Testosterone Replacement Therapy and the Risk of Prostate Cancer. Is There a Link?

A. Barqawi; E. D. Crawford


Int J Impot Res. 2006;18(4):323-328. 

In This Article

Suggested Monitoring Guidelines

A digital rectal examination (DRE) and PSA levels should be used to exclude prostate cancer before initiating TRT in hypogonadal men. The role of DRE in detecting early, clinically significant, prostate cancer is substantially hampered by the high false negative rate, which, largely reflects in contradictory reports for its value as a screening tool.[32,33] In a recent large review study, DRE findings did not correlate with biopsy findings and pathological stage.[34] However, DRE is still mandatory in all men with PSA >2.5 ng/dl and may play a role in target biopsy of the prostate. The use of validated nomograms[35] (based on age, PSA, %fPSA, and DRE) is recommended when in doubts, to aid in the decision for recommending biopsy of the prostate before TRT initiation in some patients. DRE and PSA should be performed every 3 months in the first year and then semiannually.[34] It is important to note that, such recommended regimen for screening, is arbitrary, and not supported by published data. However, in our opinion it represents a sensible clinical practice that can be applied at our current knowledge. PSA velocity (rate of change in PSA level over time) can be utilized to monitor the dynamic risk of prostate cancer overtime and the need for prostate biopsy.[36] A suggested PSA doubling time of <12 months in men with initial PSA levels of >1 ng/dl, may indicate exclusion of prostate cancer by extended biopsy.[36]
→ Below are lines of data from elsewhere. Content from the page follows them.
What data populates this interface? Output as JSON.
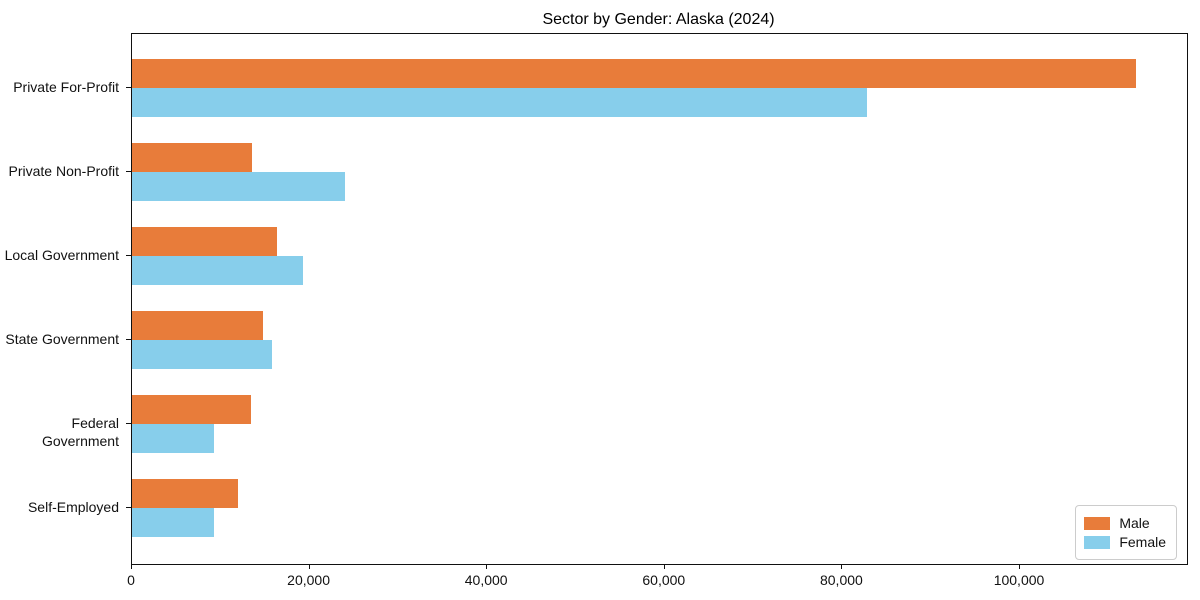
{
  "chart_data": {
    "type": "bar",
    "orientation": "horizontal",
    "title": "Sector by Gender: Alaska (2024)",
    "categories": [
      "Private For-Profit",
      "Private Non-Profit",
      "Local Government",
      "State Government",
      "Federal Government",
      "Self-Employed"
    ],
    "series": [
      {
        "name": "Male",
        "color": "#E87C3A",
        "values": [
          113000,
          13500,
          16300,
          14800,
          13400,
          11900
        ]
      },
      {
        "name": "Female",
        "color": "#87CEEB",
        "values": [
          82800,
          24000,
          19200,
          15800,
          9200,
          9200
        ]
      }
    ],
    "xlabel": "",
    "ylabel": "",
    "xlim": [
      0,
      118800
    ],
    "x_ticks": [
      0,
      20000,
      40000,
      60000,
      80000,
      100000
    ],
    "x_tick_labels": [
      "0",
      "20,000",
      "40,000",
      "60,000",
      "80,000",
      "100,000"
    ],
    "grid": false,
    "legend": {
      "position": "lower right",
      "entries": [
        {
          "label": "Male"
        },
        {
          "label": "Female"
        }
      ]
    }
  }
}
Little evidence exists on the safety of TRT initiation after treatment for primary prostate cancer. Agarwal et al.[37] treated 10 hypogonadal men, treated for organ-confined prostate cancer, with TRT for a median of 18 months. They reported no PSA recurrence in all men with associated significant symptomatic improvement in quality of life indices. However, there are no documented large and long-term studies proving that the risk of recurrence is not affected by TRT in men treated with definitive therapy. A known risk of recurrence or biochemical failure after radical prostatectomy is estimated to be 10-20% within 15 years indicating that the possibility of micrometastasis at the time of diagnosis is real and substantial.[38] In our opinion, until the true association between TRT and the risk of prostate cancer is established, the recommendations for TRT after radical prostatectomy should be contraindicated in the mainstream urological practice and probably only practiced under strict research protocols.

After TRT is initiated, a rigorous follow-up should be employed, including the monitoring of T levels. According to the recent EAU, ISA recommendations, symptomatic men with total T levels of <231 ng/dl or free T of <52 pg/ml should be offered TRT.[39] Monitoring of treatment should aim at maintaining total T levels between 346 ng/dl (free T>72 pg/ml) and 500 ng/dl, by adjusting route and dosage of TRT regimens. It is theoretically inadvisable to recommend higher doses of TRT and the dose should reflect an improvement in LOH symptoms, with the lowest possible dosage. DHT levels are not routinely recommended to be monitored during TRT.

Other adverse events linked to TRT but unrelated to prostate cancer risk include the aggravation of Lower urinary tract symptoms (LUTS), that may occur in older men with existing benign prostatic hyperplasia-related symptoms and should be monitored on regular intervals in these men. Other potential adverse events in men treated with TRT for prolonged periods is erythrocytosis and sleep apnea. Hemoglobin (HCT), should be monitored semiannually and baseline determination of sleep apnea is recommended and should be monitored at each visit.